Does double negation distribute over disjunction intuitionistically?

Question

Does the following equivalence

$$\lnot \lnot (A \lor B) \leftrightarrow (\lnot \lnot A \lor \lnot \lnot B)$$

hold in propositional intuitionistic logic? And in propositional minimal logic? (In propositional classical logic this is obvious since $A \leftrightarrow \lnot\lnot A$ is classically provable.)

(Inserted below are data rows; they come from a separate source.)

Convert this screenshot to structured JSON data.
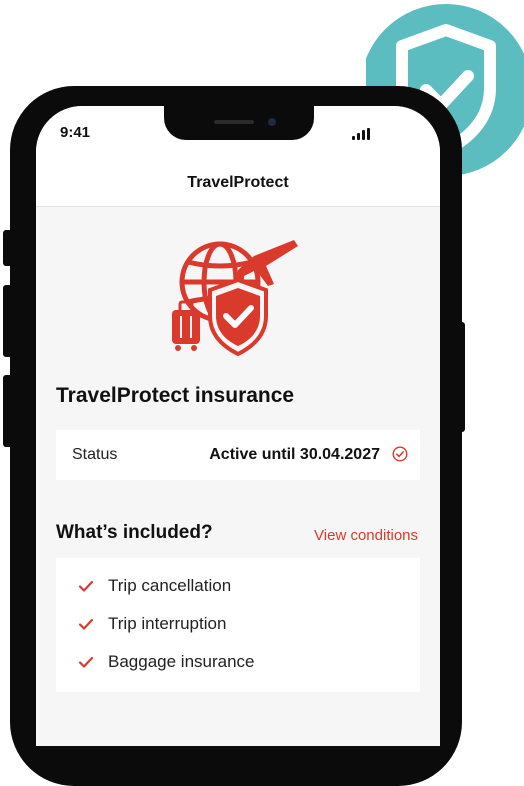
{
  "status_bar": {
    "time": "9:41"
  },
  "app": {
    "title": "TravelProtect"
  },
  "insurance": {
    "title": "TravelProtect insurance"
  },
  "status": {
    "label": "Status",
    "value": "Active until 30.04.2027"
  },
  "included": {
    "title": "What’s included?",
    "view_conditions": "View conditions",
    "items": [
      {
        "label": "Trip cancellation"
      },
      {
        "label": "Trip interruption"
      },
      {
        "label": "Baggage insurance"
      }
    ]
  },
  "colors": {
    "accent": "#d93a2b",
    "badge": "#5bbdbf",
    "frame": "#0b0b0b"
  },
  "icons": {
    "hero": "travel-insurance-icon",
    "badge": "shield-check-icon",
    "status": "check-circle-icon",
    "item": "check-icon"
  }
}
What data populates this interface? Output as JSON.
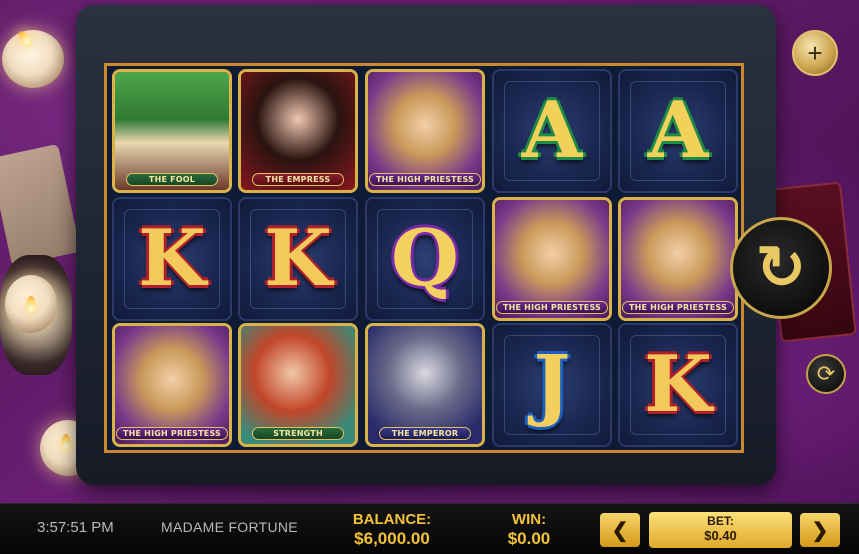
{
  "game": {
    "title": "MADAME FORTUNE",
    "time": "3:57:51 PM"
  },
  "reels": [
    [
      {
        "type": "card",
        "name": "THE FOOL"
      },
      {
        "type": "letter",
        "symbol": "K"
      },
      {
        "type": "card",
        "name": "THE HIGH PRIESTESS"
      }
    ],
    [
      {
        "type": "card",
        "name": "THE EMPRESS"
      },
      {
        "type": "letter",
        "symbol": "K"
      },
      {
        "type": "card",
        "name": "STRENGTH"
      }
    ],
    [
      {
        "type": "card",
        "name": "THE HIGH PRIESTESS"
      },
      {
        "type": "letter",
        "symbol": "Q"
      },
      {
        "type": "card",
        "name": "THE EMPEROR"
      }
    ],
    [
      {
        "type": "letter",
        "symbol": "A"
      },
      {
        "type": "card",
        "name": "THE HIGH PRIESTESS"
      },
      {
        "type": "letter",
        "symbol": "J"
      }
    ],
    [
      {
        "type": "letter",
        "symbol": "A"
      },
      {
        "type": "card",
        "name": "THE HIGH PRIESTESS"
      },
      {
        "type": "letter",
        "symbol": "K"
      }
    ]
  ],
  "controls": {
    "spin_icon": "refresh-arrow-icon",
    "add_icon": "plus-icon",
    "autoplay_icon": "autoplay-icon",
    "spin_glyph": "↻",
    "add_glyph": "+",
    "autoplay_glyph": "⟳"
  },
  "status": {
    "balance_label": "BALANCE:",
    "balance_value": "$6,000.00",
    "win_label": "WIN:",
    "win_value": "$0.00",
    "bet_label": "BET:",
    "bet_value": "$0.40",
    "bet_decrease_glyph": "❮",
    "bet_increase_glyph": "❯"
  }
}
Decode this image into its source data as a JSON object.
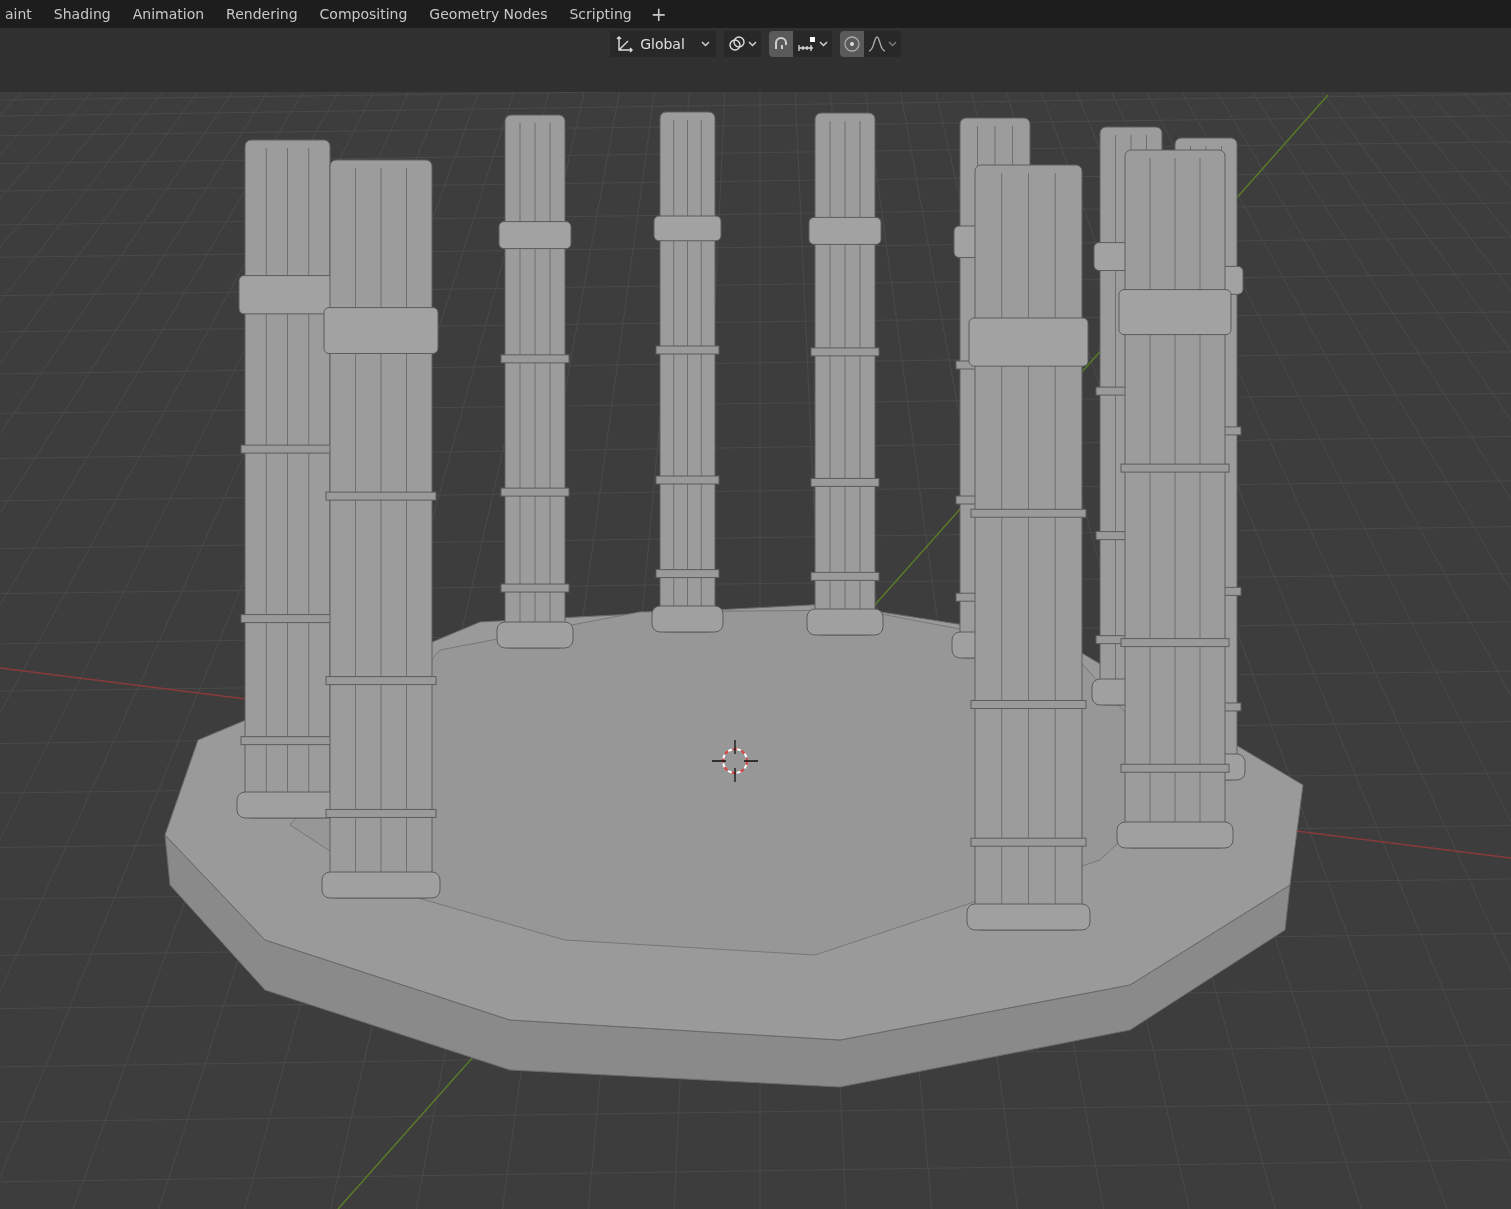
{
  "workspace_tabs": [
    {
      "label": "aint",
      "selected": false
    },
    {
      "label": "Shading",
      "selected": false
    },
    {
      "label": "Animation",
      "selected": false
    },
    {
      "label": "Rendering",
      "selected": false
    },
    {
      "label": "Compositing",
      "selected": false
    },
    {
      "label": "Geometry Nodes",
      "selected": false
    },
    {
      "label": "Scripting",
      "selected": false
    }
  ],
  "add_tab": "+",
  "header": {
    "transform_orientation": "Global",
    "snap": {
      "on": true
    },
    "proportional_editing": {
      "on": true
    }
  }
}
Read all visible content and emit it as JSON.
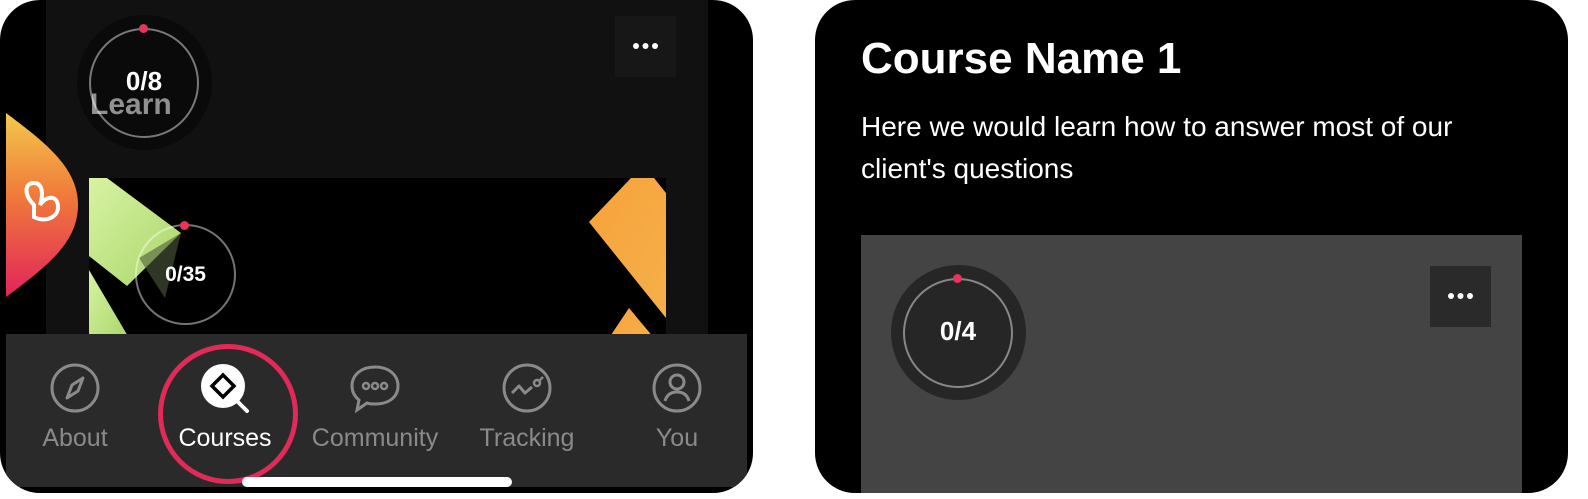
{
  "left_screen": {
    "course_card": {
      "progress": "0/8",
      "progress_fraction": 0.0,
      "title_partial": "Learn",
      "more_label": "..."
    },
    "second_card": {
      "progress": "0/35",
      "progress_fraction": 0.0
    },
    "nav": {
      "items": [
        {
          "label": "About",
          "icon": "compass-icon"
        },
        {
          "label": "Courses",
          "icon": "courses-icon",
          "active": true
        },
        {
          "label": "Community",
          "icon": "chat-bubble-icon"
        },
        {
          "label": "Tracking",
          "icon": "tracking-chart-icon"
        },
        {
          "label": "You",
          "icon": "user-icon"
        }
      ]
    },
    "colors": {
      "accent": "#e8335a",
      "nav_bg": "#2a2a2a",
      "card_bg": "#111111"
    }
  },
  "right_screen": {
    "course_title": "Course Name 1",
    "course_description": "Here we would learn how to answer most of our client's questions",
    "card": {
      "progress": "0/4",
      "progress_fraction": 0.0,
      "more_label": "...",
      "card_bg": "#444444"
    }
  }
}
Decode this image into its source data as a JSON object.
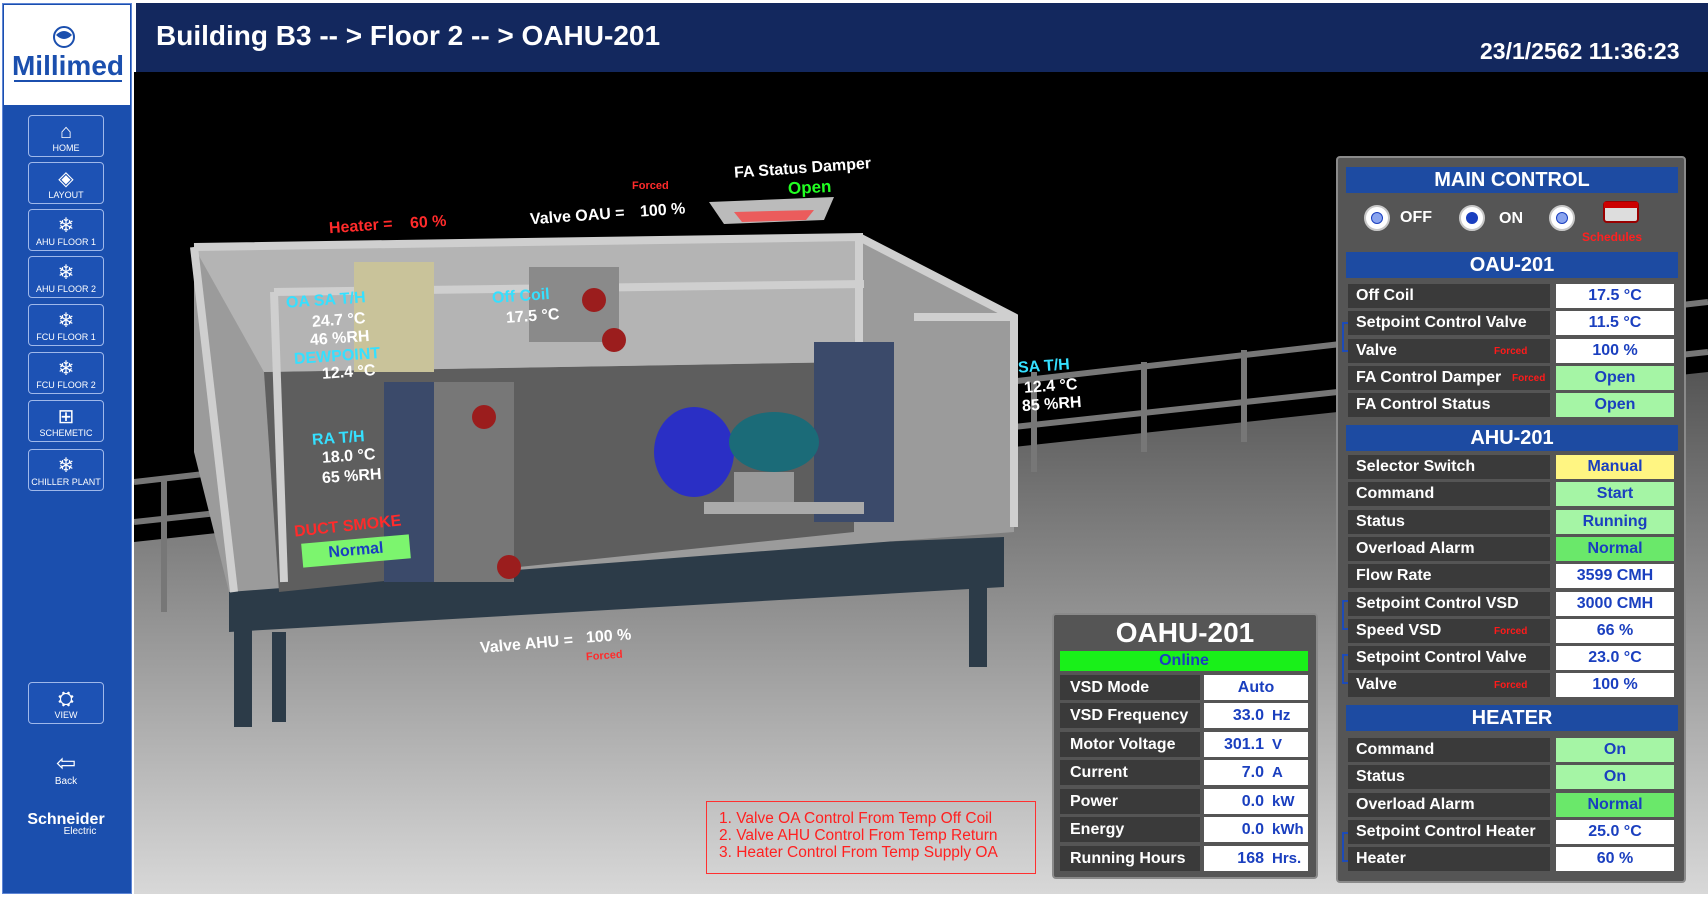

Actually I have a proof that $(\lnot \lnot A \lor \lnot \lnot B) \to \lnot \lnot (A \lor B)$ holds in propositional minimal logic, so I'm interested in the converse implication:

$$\lnot \lnot (A \lor B) \to (\lnot \lnot A \lor \lnot \lnot B)$$

If it is minimally or/and intuitionistically provable, I would like a (reference to a) direct proof in natural deduction-style.

Answer 1

$\lnot \lnot (A \lor B) \to (\lnot \lnot A \lor \lnot \lnot B)$ is not intuitionistically acceptable. One way of seeing this is by considering the Heyting algebra whose elements are the open subsets of the unit interval $[0, 1] \subseteq \Bbb{R}$ under the subspace topology, with $A \lor B = A \cup B$, $A \to B = \mathsf{int}(A^c\cup B)$ and $\bot = \emptyset$ (see https://en.wikipedia.org/wiki/Heyting_algebra). In this Heyting algebra, $\lnot\lnot A$ is the interior of the closure of $A$ and $A \to B$ is $\top$ iff $A \subseteq B$. Hence if $A = [0, 1/2)$ and $B = (1/2, 1]$, $\lnot \lnot (A \lor B) = [0, 1]$ while $\lnot \lnot A \lor \lnot \lnot B = [0, 1] \mathop{\backslash} \{1/2\}$ and $\lnot \lnot (A \lor B) \to (\lnot \lnot A \lor \lnot \lnot B)$ is not $\top$.

Answer 2

Before getting down to technicalities, in cases like this it is worth first thinking informally. So, should we expect $\lnot \lnot (A \lor B) \to (\lnot \lnot A \lor \lnot \lnot B)$ to hold intuitionistically, given an informal BHK-style understanding of the connectives? If we are in a position to rule out being able to refute $A \lor B$, does that mean we must already be in a position to rule out being able to refute $A$ or alternatively in a position to to rule out being able to refute $B$?

Intuitively(!) not. So that gives us a motivation for expecting the given wff to fail as an intuitionistic theorem, and hence to look for a Kripke counter model. And as Andreas Blass shows, once you start looking for a suitable model, given the constraints, you'll quickly land on one!

Answer 3

By substituting $¬A$ for $B$ in $¬¬(A∨B)→(¬¬A∨¬¬B)$ we can easily derive weak excluded middle $¬¬A∨¬A$ which is certainly not intuitionistically acceptable. Hence $¬¬(A∨B)→(¬¬A∨¬¬B)$ is also not acceptable.